日日平安part2

日常を思うままに語り、見たままに写真を撮ったりしています。

みじかびを楽しく働くサイズ

 

1969年に放送された万年筆のテレビCMがウケにウケた。
<みじかびのきゃぷりきとればすぎちょびれすぎかきすらのはっぱふみふみ>。

用意された台本がつまらないから、即興で詠んだ歌だという。
大橋巨泉さんである。短歌のあとにはひと言、「わかるネ」・・・と。

文具会社の担当者は(収録した)台本版と即興版の両方を持ち帰った。

「台本版を選ぶような会社なら、つぶれるよ」。
巨泉さんは周囲にそう語ったらしい。

歌人岡井隆さん編集による歌集『現代百人一首』には、寺山修司さん、俵万智さんなど100人のなかに大橋巨泉さんの名前もある。

 

1889

 

“レジャー”は高度成長時代の流行語らしい。本来の英語は「ひま」という意味だという。
つまり、日本人が勝手に“遊びの要素”を潜り込ませたらしい。
朝の電車の混雑が和らぎ始めた。学校で夏休みが始まったのだろう。

動物の生息密度や行動範囲と体の大きさには一定の関係があるそうな。
生物学者・本川達雄さんの計算では、満員電車の人口密度に合うのは蚊の大きさ程度だという。

小さい動物ほど狭い場所でギュウギュウと暮らし、大きい動物ほど遠くまで移動する。
<虫かごみたいな電車に揺られ ゾウのサイズの距離を行く>。
本川さんは『東京は悲しいところ』との歌を作った。

「人間のサイズに合わない生活から溢れるのものは何なのか」。
探してみるのもいいだろう。

 

1890


10年前に79歳で亡くなった臨床心理学者・河合隼雄さんは、美しい花を見ると、こころのなかで花に語りかけたという。
「あんた、花してはりますの? わて、河合してまんねん」。

“わて”という存在が、(一度しかない人生の中で)河合隼雄という壮大な劇を演じる役者、なのだという。

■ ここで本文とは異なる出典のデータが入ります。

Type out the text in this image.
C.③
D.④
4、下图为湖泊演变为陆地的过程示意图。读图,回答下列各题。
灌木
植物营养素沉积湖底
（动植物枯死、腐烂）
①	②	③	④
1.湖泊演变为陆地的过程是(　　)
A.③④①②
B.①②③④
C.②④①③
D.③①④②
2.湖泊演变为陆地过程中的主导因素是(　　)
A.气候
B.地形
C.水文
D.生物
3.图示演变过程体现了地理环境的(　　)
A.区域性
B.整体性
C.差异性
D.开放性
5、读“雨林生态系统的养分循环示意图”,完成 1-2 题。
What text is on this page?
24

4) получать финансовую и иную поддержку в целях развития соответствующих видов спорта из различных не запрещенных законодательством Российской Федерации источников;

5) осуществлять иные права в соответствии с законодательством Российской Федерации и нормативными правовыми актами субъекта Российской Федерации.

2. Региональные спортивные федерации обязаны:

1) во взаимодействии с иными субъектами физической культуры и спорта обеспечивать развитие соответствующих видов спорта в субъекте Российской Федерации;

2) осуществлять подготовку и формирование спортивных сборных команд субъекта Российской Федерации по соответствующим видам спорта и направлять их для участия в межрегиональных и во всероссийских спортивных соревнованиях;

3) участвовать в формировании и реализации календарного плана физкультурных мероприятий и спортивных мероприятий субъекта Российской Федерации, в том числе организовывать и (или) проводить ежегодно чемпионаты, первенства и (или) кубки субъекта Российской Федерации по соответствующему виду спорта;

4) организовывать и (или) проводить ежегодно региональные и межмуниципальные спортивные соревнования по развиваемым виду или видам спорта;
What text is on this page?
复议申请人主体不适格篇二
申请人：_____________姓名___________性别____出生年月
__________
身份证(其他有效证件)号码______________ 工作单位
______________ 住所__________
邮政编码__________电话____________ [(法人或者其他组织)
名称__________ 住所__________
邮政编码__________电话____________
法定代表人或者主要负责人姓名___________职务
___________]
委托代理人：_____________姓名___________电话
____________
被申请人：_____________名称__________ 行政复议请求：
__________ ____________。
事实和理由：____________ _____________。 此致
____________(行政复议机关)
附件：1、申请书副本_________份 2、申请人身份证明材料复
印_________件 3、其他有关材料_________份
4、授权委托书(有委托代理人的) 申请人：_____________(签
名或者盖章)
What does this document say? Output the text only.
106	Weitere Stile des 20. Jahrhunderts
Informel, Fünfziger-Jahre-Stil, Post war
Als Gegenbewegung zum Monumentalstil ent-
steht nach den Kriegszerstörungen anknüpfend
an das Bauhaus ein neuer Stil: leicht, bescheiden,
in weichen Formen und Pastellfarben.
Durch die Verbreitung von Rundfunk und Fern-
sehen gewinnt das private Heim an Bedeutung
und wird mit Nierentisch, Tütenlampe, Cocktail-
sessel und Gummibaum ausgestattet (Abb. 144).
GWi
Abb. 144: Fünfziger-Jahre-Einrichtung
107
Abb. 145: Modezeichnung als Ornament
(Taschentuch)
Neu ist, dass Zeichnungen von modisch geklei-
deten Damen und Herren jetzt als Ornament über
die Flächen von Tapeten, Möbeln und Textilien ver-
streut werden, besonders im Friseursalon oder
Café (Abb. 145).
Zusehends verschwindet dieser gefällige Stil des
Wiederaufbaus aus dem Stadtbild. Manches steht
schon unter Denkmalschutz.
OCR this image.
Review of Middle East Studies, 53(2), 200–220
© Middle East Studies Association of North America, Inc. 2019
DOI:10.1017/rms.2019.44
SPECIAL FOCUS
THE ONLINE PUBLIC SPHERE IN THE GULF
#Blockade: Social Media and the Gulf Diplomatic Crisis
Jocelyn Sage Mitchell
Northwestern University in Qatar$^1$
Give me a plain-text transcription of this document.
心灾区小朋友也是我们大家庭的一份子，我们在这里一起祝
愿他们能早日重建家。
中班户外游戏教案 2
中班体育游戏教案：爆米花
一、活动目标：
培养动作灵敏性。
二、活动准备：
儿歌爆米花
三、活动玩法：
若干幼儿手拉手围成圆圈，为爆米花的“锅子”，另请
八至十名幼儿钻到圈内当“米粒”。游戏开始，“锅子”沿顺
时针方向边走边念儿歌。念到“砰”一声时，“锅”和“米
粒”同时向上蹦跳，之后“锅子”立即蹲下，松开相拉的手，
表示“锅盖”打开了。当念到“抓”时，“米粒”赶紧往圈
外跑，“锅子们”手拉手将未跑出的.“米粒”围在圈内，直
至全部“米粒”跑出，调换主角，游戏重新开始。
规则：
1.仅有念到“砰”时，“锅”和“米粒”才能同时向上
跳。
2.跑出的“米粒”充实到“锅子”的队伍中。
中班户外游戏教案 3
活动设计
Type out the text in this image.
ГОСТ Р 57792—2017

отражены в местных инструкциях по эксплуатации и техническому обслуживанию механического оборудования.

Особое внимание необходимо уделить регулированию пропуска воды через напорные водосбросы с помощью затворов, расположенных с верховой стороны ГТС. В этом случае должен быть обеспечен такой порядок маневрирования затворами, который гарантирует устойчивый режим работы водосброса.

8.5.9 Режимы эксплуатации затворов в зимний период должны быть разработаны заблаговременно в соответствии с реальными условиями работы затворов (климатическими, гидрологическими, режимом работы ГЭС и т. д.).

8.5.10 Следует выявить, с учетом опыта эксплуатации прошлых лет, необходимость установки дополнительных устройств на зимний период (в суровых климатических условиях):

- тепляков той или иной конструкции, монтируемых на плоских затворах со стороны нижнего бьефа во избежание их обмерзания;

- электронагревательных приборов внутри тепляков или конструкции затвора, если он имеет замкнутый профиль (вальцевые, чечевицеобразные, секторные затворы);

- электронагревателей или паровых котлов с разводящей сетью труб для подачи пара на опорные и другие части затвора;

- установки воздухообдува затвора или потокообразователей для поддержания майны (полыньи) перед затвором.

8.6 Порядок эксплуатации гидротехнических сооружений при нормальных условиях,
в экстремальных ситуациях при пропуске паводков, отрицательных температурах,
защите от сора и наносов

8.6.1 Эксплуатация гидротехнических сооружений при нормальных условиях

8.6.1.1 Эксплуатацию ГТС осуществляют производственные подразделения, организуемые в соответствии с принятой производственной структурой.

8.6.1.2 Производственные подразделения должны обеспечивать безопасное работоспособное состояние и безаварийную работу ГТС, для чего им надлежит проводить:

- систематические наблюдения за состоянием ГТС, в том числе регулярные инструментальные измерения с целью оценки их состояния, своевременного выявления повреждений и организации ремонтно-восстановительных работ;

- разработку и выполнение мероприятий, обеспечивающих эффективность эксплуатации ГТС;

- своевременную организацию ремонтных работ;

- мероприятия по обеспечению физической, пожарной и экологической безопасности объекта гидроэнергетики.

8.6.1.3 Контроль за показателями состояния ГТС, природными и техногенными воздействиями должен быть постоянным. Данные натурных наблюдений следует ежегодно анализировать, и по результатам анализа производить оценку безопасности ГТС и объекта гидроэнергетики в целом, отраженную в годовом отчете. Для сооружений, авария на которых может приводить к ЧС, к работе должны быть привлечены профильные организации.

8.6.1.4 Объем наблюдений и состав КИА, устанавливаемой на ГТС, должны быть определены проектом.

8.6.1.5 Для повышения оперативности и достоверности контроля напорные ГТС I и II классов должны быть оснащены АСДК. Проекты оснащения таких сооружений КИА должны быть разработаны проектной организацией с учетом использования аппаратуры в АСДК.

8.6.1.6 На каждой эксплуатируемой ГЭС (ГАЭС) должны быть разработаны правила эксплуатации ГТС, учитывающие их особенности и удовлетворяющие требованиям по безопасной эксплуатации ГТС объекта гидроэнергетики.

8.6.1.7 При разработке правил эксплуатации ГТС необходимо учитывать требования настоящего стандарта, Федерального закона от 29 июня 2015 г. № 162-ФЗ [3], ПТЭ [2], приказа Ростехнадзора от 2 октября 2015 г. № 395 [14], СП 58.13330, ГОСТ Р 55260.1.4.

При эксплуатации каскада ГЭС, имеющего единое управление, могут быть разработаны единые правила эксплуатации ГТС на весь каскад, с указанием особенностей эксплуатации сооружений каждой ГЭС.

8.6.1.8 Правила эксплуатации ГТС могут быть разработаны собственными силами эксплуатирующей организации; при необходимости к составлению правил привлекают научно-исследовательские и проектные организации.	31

人は誰でも透明の仮面をつけ、「・・・してまんねん」の人生を生きている。
そして、“いい人”と見られることに疲れたり、“明るい者”の看板が重荷になったりもする。
楽屋に戻れば、役者はヘトヘトだろう。

テレビの黄金期を常に第一線で生き抜き、名司会者として親しまれた大橋巨泉さんもしかり。それでも、“みじかび”の人生を誰よりも楽しく働き、そして真剣に遊んだ人なのだ。